A sarin gas attack on the rebel-held Ghouta in 2013 killed hundreds, but Moscow brokered a deal for Syria's chemical weapons to be destroyed, averting a U.S. response. Still, poison gas continued to hit rebel areas, with a 2017 sarin attack prompting Trump to order a cruise missile response.

Assad has denied accusations the state was to blame.

He similarly denied the army had dropped barrel bombs packed with explosives that caused indiscriminate destruction. He appeared to make light of the accusation in a BBC interview in 2015, saying: "I haven't heard of the army using barrels, or maybe, cooking pots."

He also dismissed tens of thousands of photos showing torture of people in government custody as being part of a Qatar-funded plot.

As fighting died down, Assad accused Syria's enemies of economic warfare.

But while he remained a pariah to the West, some Arab states that once backed his opponents began opening doors to him. A beaming Assad was greeted by leaders of the United Arab Emirates during a visit there in 2022.

EYE DOCTOR

Assad often presented himself as a humble man of the people, appearing in films driving a modest family car and in photographs with his wife visiting war veterans in their homes.

He took office in 2000 after his father's death, but had not always been destined for the presidency.

Hafez had groomed another son, Bassel, to succeed him. But when Bassel died in a 1994 car crash, Bashar was transformed from an eye doctor in London - where he studied as a postgraduate - to heir apparent.

Upon becoming president, Assad seemed to adopt liberal reforms, painted optimistically as "the Damascus spring".

He released hundreds of political prisoners, made overtures to the West and opened the economy to private companies.

His marriage to British-born former investment banker Asma Akhras - with whom he had three children - helped foster hopes he could take Syria down a more reformist path.

High points of his early dalliance with Western leaders included attending a Paris summit where he was a guest of honour at the annual Bastille Day military parade.

But with the political system he inherited left intact, signs of change quickly dried up.

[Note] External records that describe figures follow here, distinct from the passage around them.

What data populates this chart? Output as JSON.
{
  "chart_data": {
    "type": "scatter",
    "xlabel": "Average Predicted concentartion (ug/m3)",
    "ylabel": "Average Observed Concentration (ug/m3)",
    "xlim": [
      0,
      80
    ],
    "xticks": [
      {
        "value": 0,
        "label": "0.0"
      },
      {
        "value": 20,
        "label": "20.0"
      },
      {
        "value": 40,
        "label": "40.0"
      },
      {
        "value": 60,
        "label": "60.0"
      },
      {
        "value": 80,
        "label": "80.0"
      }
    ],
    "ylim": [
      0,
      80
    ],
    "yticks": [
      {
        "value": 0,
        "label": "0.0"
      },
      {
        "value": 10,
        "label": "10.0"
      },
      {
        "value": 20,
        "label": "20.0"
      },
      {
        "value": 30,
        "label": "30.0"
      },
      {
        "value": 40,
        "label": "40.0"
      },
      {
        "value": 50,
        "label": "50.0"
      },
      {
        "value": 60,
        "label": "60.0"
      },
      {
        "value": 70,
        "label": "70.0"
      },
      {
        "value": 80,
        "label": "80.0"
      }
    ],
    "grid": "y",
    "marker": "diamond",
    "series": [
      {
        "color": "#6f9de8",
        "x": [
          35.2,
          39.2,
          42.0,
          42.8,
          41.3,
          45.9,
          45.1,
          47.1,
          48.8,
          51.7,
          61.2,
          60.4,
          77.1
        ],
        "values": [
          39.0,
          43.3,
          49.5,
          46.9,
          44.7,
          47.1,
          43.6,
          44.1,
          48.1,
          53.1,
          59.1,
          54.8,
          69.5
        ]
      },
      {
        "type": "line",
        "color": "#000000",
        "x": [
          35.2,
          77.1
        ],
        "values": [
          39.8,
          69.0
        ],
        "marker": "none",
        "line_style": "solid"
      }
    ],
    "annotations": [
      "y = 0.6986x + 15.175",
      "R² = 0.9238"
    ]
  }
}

Dissidents were jailed and economic reforms contributed to what U.S. diplomats described, in a 2008 embassy cable released by WikiLeaks, as "parasitic" nepotism and corruption.

While the elite did well, drought drove the poor from rural areas to slums where the revolt would blaze.

Tensions built with the West after the U.S.-led invasion of Iraq in 2003 turned the Middle Eastern power balance on its head.

The assassination of Lebanon's Rafik al-Hariri in Beirut in 2005 prompted Western pressure that forced Syria's withdrawal from its neighbour. An initial international probe implicated senior Syrian and Lebanese figures in the killing.

While Syria denied involvement, former Vice President Abdel-Halim Khaddam said Assad had threatened Hariri months earlier - an accusation Assad also denied.

Fifteen years later, a U.N.-backed court found a member of the Iranian-backed Hezbollah guilty of conspiring to kill Hariri. Hezbollah, an Assad ally, denied any role.